More importantly, the fact that the media has gone to such great lengths to discredit Clinton as a candidate is pitiful and it speaks volumes to the way women are viewed in society today. It’s as if people will do anything, even scour through hours of speech footage just looking for instances that may or may not point to her having some sort of illness, just to prove that a woman is not fit for office.
If this election was solely based on political experience and gender stereotypes were off the table, Clinton would be the obvious choice, simply because the opposing candidate has no political background whatsoever. It’s the presidential election, and this is what we’re choosing to focus on? In no way should the decision be this superficial.
Yet while the nation continues to debate over whether or not Clinton’s next sneeze should determine her eligibility for presidency, The Washington Post recently foundTrump used over $250,000 from his non-profit foundation, The Donald J. Trump Foundation, to pay off legal fees and other personal expenditures.
A $20,000 “donation” from the foundation to an artist to paint a portrait of Trump and another $12,000 for a football helmet autographed by Tim Tebow were just a few of the unusual transactions taking place within Trump’s foundation.

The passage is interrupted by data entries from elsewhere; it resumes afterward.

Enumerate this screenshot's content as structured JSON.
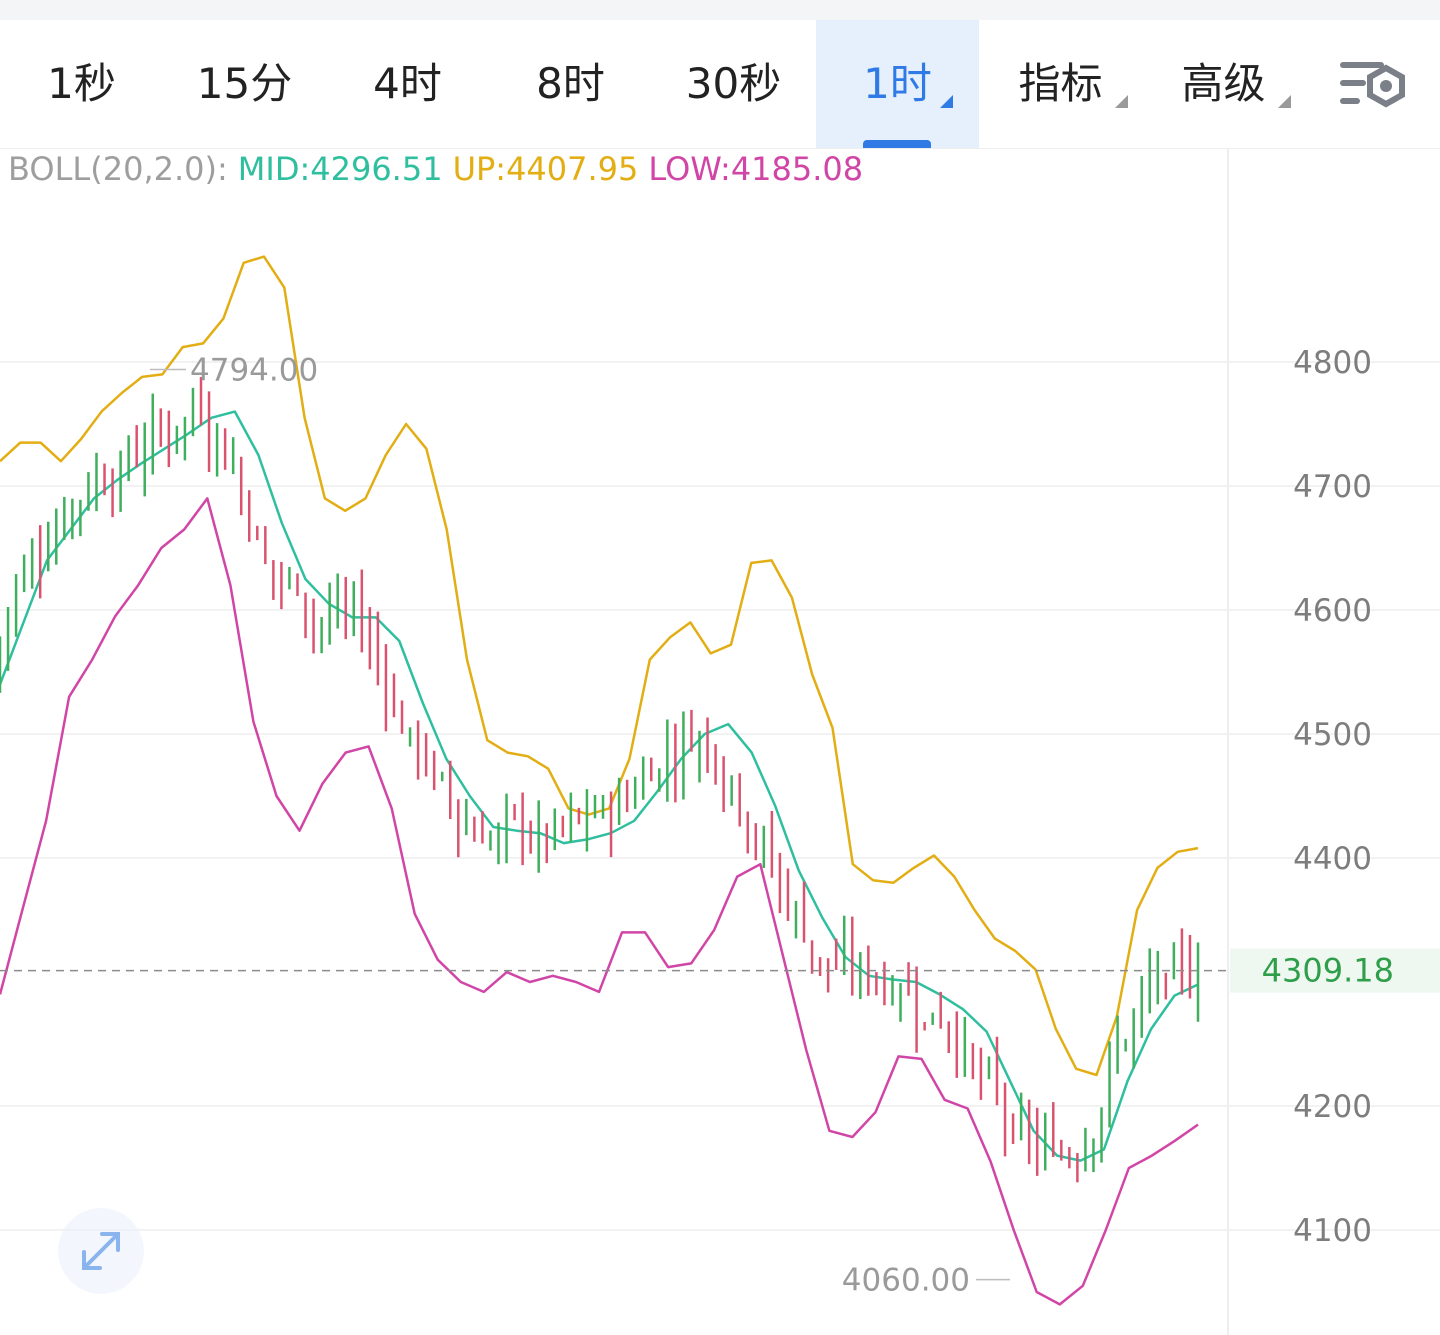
{
  "tabs": [
    {
      "label": "1秒",
      "active": false,
      "dropdown": false
    },
    {
      "label": "15分",
      "active": false,
      "dropdown": false
    },
    {
      "label": "4时",
      "active": false,
      "dropdown": false
    },
    {
      "label": "8时",
      "active": false,
      "dropdown": false
    },
    {
      "label": "30秒",
      "active": false,
      "dropdown": false
    },
    {
      "label": "1时",
      "active": true,
      "dropdown": true
    },
    {
      "label": "指标",
      "active": false,
      "dropdown": true
    },
    {
      "label": "高级",
      "active": false,
      "dropdown": true
    }
  ],
  "icons": {
    "settings": "chart-settings-icon",
    "expand": "expand-icon"
  },
  "legend": {
    "name": "BOLL(20,2.0):",
    "mid": "MID:4296.51",
    "up": "UP:4407.95",
    "low": "LOW:4185.08"
  },
  "colors": {
    "up_candle": "#3fae5d",
    "down_candle": "#d9536f",
    "mid": "#2fbf9f",
    "upper": "#e2ae14",
    "lower": "#d145a6",
    "accent": "#2f7ae5",
    "price_label": "#2f9e4a"
  },
  "chart_data": {
    "type": "candlestick",
    "indicator": "BOLL(20,2.0)",
    "y_axis": {
      "ticks": [
        4800,
        4700,
        4600,
        4500,
        4400,
        4200,
        4100
      ],
      "range": [
        4040,
        4960
      ]
    },
    "current_price": 4309.18,
    "current_price_label": "4309.18",
    "high_marker": {
      "value": 4794.0,
      "label": "4794.00"
    },
    "low_marker": {
      "value": 4060.0,
      "label": "4060.00"
    },
    "upper": [
      4720,
      4735,
      4735,
      4720,
      4738,
      4760,
      4775,
      4788,
      4790,
      4812,
      4815,
      4835,
      4880,
      4885,
      4860,
      4755,
      4690,
      4680,
      4690,
      4725,
      4750,
      4730,
      4665,
      4560,
      4495,
      4485,
      4482,
      4472,
      4440,
      4435,
      4440,
      4480,
      4560,
      4578,
      4590,
      4565,
      4572,
      4638,
      4640,
      4610,
      4548,
      4505,
      4395,
      4382,
      4380,
      4392,
      4402,
      4385,
      4358,
      4335,
      4325,
      4310,
      4262,
      4230,
      4225,
      4272,
      4358,
      4392,
      4405,
      4408
    ],
    "mid": [
      4540,
      4590,
      4640,
      4665,
      4690,
      4705,
      4718,
      4730,
      4742,
      4755,
      4760,
      4725,
      4670,
      4625,
      4605,
      4594,
      4594,
      4575,
      4525,
      4480,
      4450,
      4425,
      4422,
      4420,
      4412,
      4415,
      4420,
      4430,
      4454,
      4480,
      4500,
      4508,
      4485,
      4442,
      4390,
      4352,
      4320,
      4305,
      4302,
      4300,
      4290,
      4278,
      4260,
      4220,
      4180,
      4160,
      4156,
      4165,
      4220,
      4262,
      4289,
      4298
    ],
    "lower": [
      4290,
      4360,
      4430,
      4530,
      4560,
      4595,
      4620,
      4650,
      4665,
      4690,
      4620,
      4510,
      4450,
      4422,
      4460,
      4485,
      4490,
      4440,
      4355,
      4318,
      4300,
      4292,
      4308,
      4300,
      4305,
      4300,
      4292,
      4340,
      4340,
      4312,
      4315,
      4342,
      4385,
      4395,
      4320,
      4245,
      4180,
      4175,
      4195,
      4240,
      4238,
      4205,
      4198,
      4155,
      4100,
      4050,
      4040,
      4055,
      4100,
      4150,
      4160,
      4172,
      4185
    ]
  }
}
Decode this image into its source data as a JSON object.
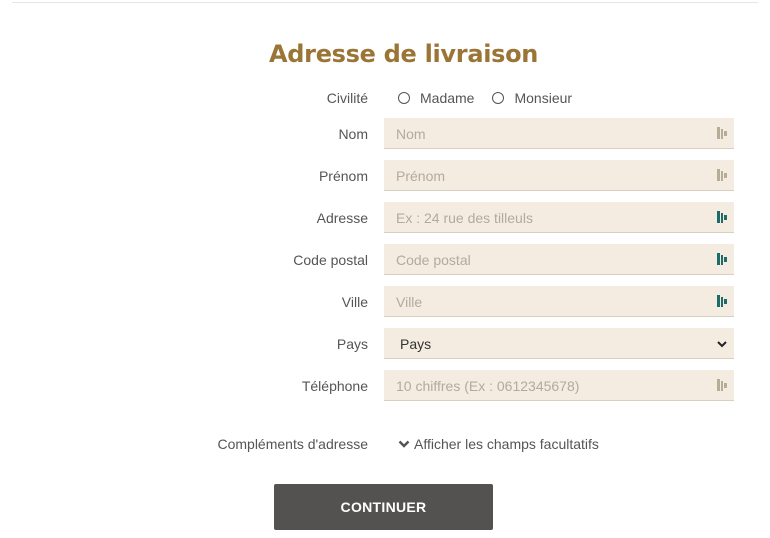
{
  "form": {
    "title": "Adresse de livraison",
    "civility": {
      "label": "Civilité",
      "options": [
        "Madame",
        "Monsieur"
      ]
    },
    "fields": {
      "nom": {
        "label": "Nom",
        "placeholder": "Nom",
        "value": ""
      },
      "prenom": {
        "label": "Prénom",
        "placeholder": "Prénom",
        "value": ""
      },
      "adresse": {
        "label": "Adresse",
        "placeholder": "Ex : 24 rue des tilleuls",
        "value": ""
      },
      "code_postal": {
        "label": "Code postal",
        "placeholder": "Code postal",
        "value": ""
      },
      "ville": {
        "label": "Ville",
        "placeholder": "Ville",
        "value": ""
      },
      "pays": {
        "label": "Pays",
        "selected": "Pays"
      },
      "telephone": {
        "label": "Téléphone",
        "placeholder": "10 chiffres (Ex : 0612345678)",
        "value": ""
      }
    },
    "complements": {
      "label": "Compléments d'adresse",
      "toggle_label": "Afficher les champs facultatifs"
    },
    "submit_label": "CONTINUER"
  },
  "icons": {
    "field_icon": "autofill-key-icon",
    "field_icon_color_inactive": "#b8ab98",
    "field_icon_color_active": "#1e6b6a",
    "chevron": "chevron-down-icon"
  },
  "colors": {
    "title": "#9a7535",
    "field_background": "#f4ece0",
    "button_background": "#545151"
  }
}
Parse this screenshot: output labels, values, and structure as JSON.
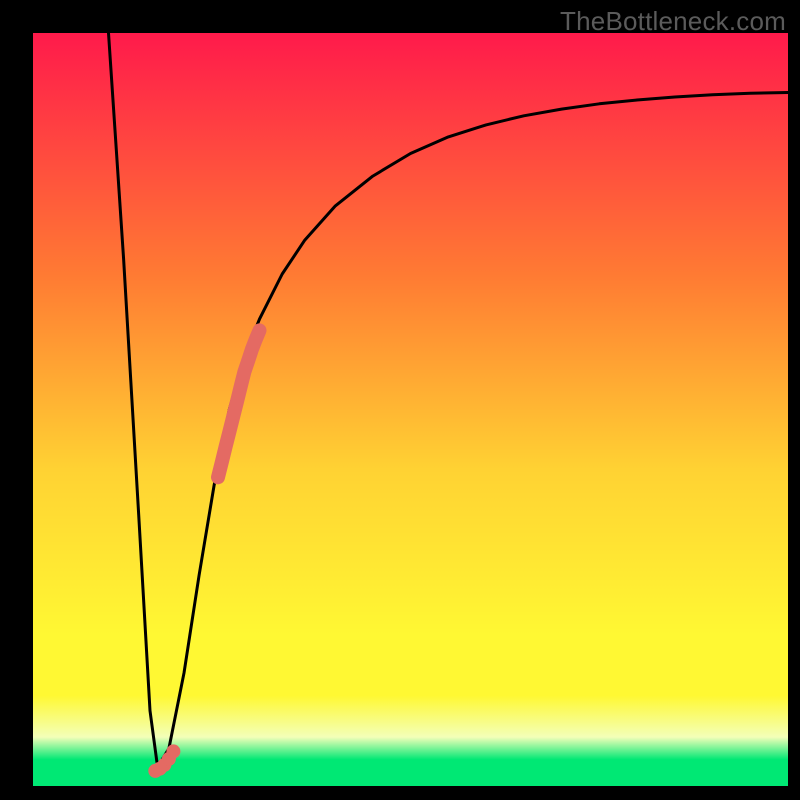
{
  "watermark": "TheBottleneck.com",
  "colors": {
    "bg_black": "#000000",
    "grad_top": "#ff1a4b",
    "grad_mid1": "#ff7a33",
    "grad_mid2": "#ffd233",
    "grad_yellow": "#fff833",
    "grad_pale": "#f3ffb8",
    "grad_green": "#00e874",
    "curve": "#000000",
    "marker": "#e46a63"
  },
  "chart_data": {
    "type": "line",
    "title": "",
    "xlabel": "",
    "ylabel": "",
    "xlim": [
      0,
      100
    ],
    "ylim": [
      0,
      100
    ],
    "grid": false,
    "series": [
      {
        "name": "bottleneck-curve",
        "x": [
          10,
          12,
          14,
          15.5,
          16.5,
          18,
          20,
          22,
          24,
          26,
          28,
          30,
          33,
          36,
          40,
          45,
          50,
          55,
          60,
          65,
          70,
          75,
          80,
          85,
          90,
          95,
          100
        ],
        "y": [
          100,
          70,
          36,
          10,
          2.5,
          5,
          15,
          28,
          40,
          50,
          57,
          62,
          68,
          72.5,
          77,
          81,
          84,
          86.2,
          87.8,
          89,
          89.9,
          90.6,
          91.1,
          91.5,
          91.8,
          92,
          92.1
        ]
      }
    ],
    "markers": [
      {
        "name": "marker-set-low",
        "style": "round",
        "xy": [
          [
            16.2,
            2.0
          ],
          [
            16.8,
            2.3
          ],
          [
            17.4,
            2.8
          ],
          [
            18.0,
            3.6
          ],
          [
            18.6,
            4.6
          ]
        ]
      },
      {
        "name": "marker-set-rise",
        "style": "thick-stroke",
        "xy": [
          [
            24.5,
            41
          ],
          [
            25.0,
            43
          ],
          [
            25.5,
            45
          ],
          [
            26.0,
            47
          ],
          [
            26.5,
            49
          ],
          [
            27.0,
            51
          ],
          [
            27.5,
            53
          ],
          [
            28.0,
            55
          ],
          [
            28.5,
            56.5
          ],
          [
            29.0,
            58
          ],
          [
            29.5,
            59.3
          ],
          [
            30.0,
            60.5
          ]
        ]
      }
    ]
  }
}
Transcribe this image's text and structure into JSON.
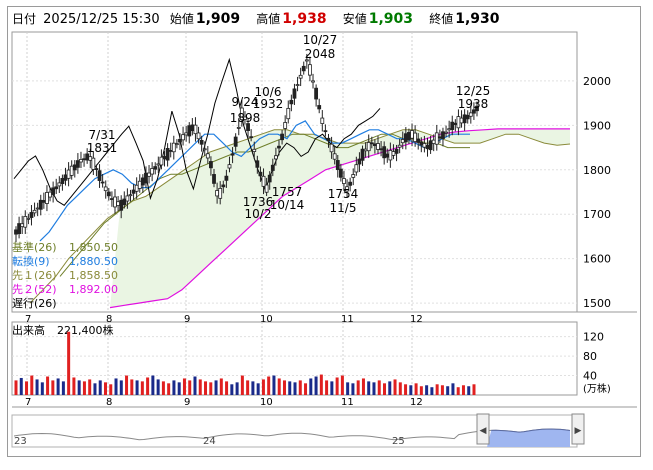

Legal experts found connections between the foundation’s donations and Trump’s personal businesses and said that he may have violated tax regulations that prohibit using nonprofit charities for private interests, some of which dated back to 2007.
It’s completely asinine that Trump is just now being held accountable for the misuse of the funds of his foundation. If anything was to point to the untrustworthiness of a presidential candidate, it would be this.
It all seems like a joke. Staunch Republicans would sooner put Donald Trump in the White House than see a woman get anywhere near it. so much so they would not only ignore instances of his insensitivity towards race, religion and gender, but also ignore the countless times he’s discussed topics like gun control or immigration that have hardly proven him to be what is considered republican.
With all of this political brouhaha, it’s hard to believe the time to decide who is the most fit for the oval office is well on its way.
The first debate between Clinton and Trump aired last night with the next one scheduled for Sunday Oct. 9 and is likely to be another one for the record books, or maybe just another opportunity for a good laugh.